Testing methodology for Web browser development

This document is biased towards the Mozilla's development system, but similar principles apply in other Web browser developments.

Types of coverage ("when")

There are several ways of finding failures. These form a broad spectrum of test coverage, ranging from the unsuspecting public to the simplest of targeted test cases. Let us examine each in turn.

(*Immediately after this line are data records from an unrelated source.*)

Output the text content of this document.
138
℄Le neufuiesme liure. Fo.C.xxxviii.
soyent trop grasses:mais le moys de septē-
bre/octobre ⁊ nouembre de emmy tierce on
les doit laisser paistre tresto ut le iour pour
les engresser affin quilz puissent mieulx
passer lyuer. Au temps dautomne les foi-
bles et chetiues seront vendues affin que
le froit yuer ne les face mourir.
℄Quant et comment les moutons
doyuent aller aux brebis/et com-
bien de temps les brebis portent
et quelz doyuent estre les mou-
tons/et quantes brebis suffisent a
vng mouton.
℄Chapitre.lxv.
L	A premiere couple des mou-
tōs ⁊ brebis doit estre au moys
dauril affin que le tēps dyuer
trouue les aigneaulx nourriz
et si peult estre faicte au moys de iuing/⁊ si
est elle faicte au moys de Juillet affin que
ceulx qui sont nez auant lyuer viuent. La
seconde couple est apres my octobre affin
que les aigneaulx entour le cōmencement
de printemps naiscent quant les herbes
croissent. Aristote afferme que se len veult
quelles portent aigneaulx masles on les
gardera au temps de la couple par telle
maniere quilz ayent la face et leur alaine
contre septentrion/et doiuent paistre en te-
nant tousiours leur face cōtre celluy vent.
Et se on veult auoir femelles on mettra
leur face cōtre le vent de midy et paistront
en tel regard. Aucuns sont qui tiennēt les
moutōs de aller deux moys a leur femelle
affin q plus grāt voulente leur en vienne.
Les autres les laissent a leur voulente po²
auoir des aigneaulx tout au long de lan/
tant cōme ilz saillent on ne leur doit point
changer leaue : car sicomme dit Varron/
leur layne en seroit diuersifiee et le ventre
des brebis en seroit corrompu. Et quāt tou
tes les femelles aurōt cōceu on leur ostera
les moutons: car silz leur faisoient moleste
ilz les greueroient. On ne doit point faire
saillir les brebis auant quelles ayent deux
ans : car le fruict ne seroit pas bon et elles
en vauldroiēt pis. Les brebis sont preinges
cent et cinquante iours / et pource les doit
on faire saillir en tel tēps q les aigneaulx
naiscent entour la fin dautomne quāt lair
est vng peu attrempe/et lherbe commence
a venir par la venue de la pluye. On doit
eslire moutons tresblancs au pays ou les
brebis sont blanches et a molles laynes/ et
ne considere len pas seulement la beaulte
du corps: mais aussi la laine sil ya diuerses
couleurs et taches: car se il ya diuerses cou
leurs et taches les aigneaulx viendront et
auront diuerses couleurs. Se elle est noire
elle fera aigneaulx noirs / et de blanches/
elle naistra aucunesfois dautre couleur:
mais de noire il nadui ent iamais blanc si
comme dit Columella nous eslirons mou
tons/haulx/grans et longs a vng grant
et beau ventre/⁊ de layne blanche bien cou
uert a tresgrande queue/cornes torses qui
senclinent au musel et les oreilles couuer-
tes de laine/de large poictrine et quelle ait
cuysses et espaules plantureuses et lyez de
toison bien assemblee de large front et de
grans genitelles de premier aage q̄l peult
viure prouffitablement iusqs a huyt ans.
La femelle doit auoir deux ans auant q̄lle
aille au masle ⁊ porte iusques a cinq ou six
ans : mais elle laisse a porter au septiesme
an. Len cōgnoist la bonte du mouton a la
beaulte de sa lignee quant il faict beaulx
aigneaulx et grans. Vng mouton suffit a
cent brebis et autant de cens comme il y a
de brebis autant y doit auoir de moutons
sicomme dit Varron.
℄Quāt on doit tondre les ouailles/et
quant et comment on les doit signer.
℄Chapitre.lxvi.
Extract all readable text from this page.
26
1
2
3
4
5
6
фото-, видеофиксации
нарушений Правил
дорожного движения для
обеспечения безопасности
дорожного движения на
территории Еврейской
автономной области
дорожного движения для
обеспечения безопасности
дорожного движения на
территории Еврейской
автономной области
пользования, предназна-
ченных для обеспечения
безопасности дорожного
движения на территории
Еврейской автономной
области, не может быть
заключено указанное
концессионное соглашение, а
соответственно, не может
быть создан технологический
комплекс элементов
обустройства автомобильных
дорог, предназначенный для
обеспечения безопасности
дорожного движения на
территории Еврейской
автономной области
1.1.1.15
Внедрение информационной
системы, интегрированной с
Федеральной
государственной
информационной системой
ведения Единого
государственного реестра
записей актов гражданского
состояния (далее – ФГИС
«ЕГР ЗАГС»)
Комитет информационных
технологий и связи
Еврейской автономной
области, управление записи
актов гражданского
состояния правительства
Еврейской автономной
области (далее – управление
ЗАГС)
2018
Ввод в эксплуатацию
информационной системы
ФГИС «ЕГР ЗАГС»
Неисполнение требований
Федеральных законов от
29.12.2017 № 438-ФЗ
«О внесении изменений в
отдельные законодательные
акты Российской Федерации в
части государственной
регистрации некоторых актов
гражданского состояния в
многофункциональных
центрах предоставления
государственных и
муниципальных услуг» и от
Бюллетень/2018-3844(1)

Real world coverage. This is the ultimate test. Ideally, end users would never experience software defects (bugs) but, unfortunately, writing software as complex as a web browser on a tight schedule inevitably means a compromise must be made between perfection and shipping the product before the company goes bankrupt. In the case of CSS, bugs in the last released version of the product are sometimes reported by web developers in official feedback forms or in public forums. These are an important source of bug reports, but in practice the signal to noise ratio is usually too high to warrant spending much time here. (Typically, issues reported in official feedback forms and public forums are well known issues, or even incorrect reports.)
Pre-release beta testing. Errors reported in widely distributed releases of non-final versions of the product are often known issues (as with bugs reported in final versions) but by examining how many times issues are reported the most important bugs can be prioritized before the final version is released.
Dogfood. It is good practice to use the software one is developing on a daily basis, even when one is not actively working on developing or testing the product. This is known as "eating one's dogfood". Many bugs, usually user interface (UI) issues but also occasionally web standards bugs, are found by people using daily builds of the product while not actively looking for failures. A bug found using this technique which prevents the user of the product on a regular basis is called a "dogfood" bug and is usually given a very high priority.
"top100" and site-specific testing. The web's most popular pages are regularly checked by visual inspection to ensure that they display correctly. (It is hard, if not impossible, to automate this task, because these pages change very, very frequently.) Bugs found through this technique are important, because many users would encounter them should a product be released with such a defect. In practice, many rendering issues found on top100 pages are actually caused by errors on the pages themselves, for example using invalid CSS or CSS which is incorrectly handled by other browsers. Most web authors do not check the validity of their pages, and assume that if the page "looks right" on popular browsers, it must be correct.
Smoketests. Each day, before allowing work to begin on the code base, the previous day's work must pass an extremely simple set of tests known as "smoketests". The name comes from the idea that these tests are the software equivalent of powering a new prototype circuit and seeing if it catching fire! CSS does not figure very prominently on the smoketest steps, so few, if any, CSS bugs are caught this way. However, since CSS underpins a large part of the application's UI, if anything is seriously wrong with the CSS infrastructure, it will be caught by the smoketests. Bugs found this way are known as "smoketest blockers", and with good reason: all work is blocked until the bugs are fixed. This is to ensure that the bugs are fixed quickly.
Tinderbox tests. Tests are also run on a continuous basis on a system known as the tinderbox. This tests the absolute latest code base, and therefore is a good way of catching unexpected compile errors (code that works on one platform might not work on another) and major problems such as startup failures. There are no CSS tests currently being run on the tinderboxes, however this is a direction which will be worth pursuing in the future.
Automated tests. Some tests have been adapted for a test harness known as NGDriver. These tests run unattended and can therefore cover large areas of the product with minimum effort. Until recently, CSS could not easily be tested using an automation system. However, with the advent of the Layout Automation System (LAS), there now exists a test harness that is capable of displaying a test page and then comparing this test page, pixel for pixel, with a pre-stored image.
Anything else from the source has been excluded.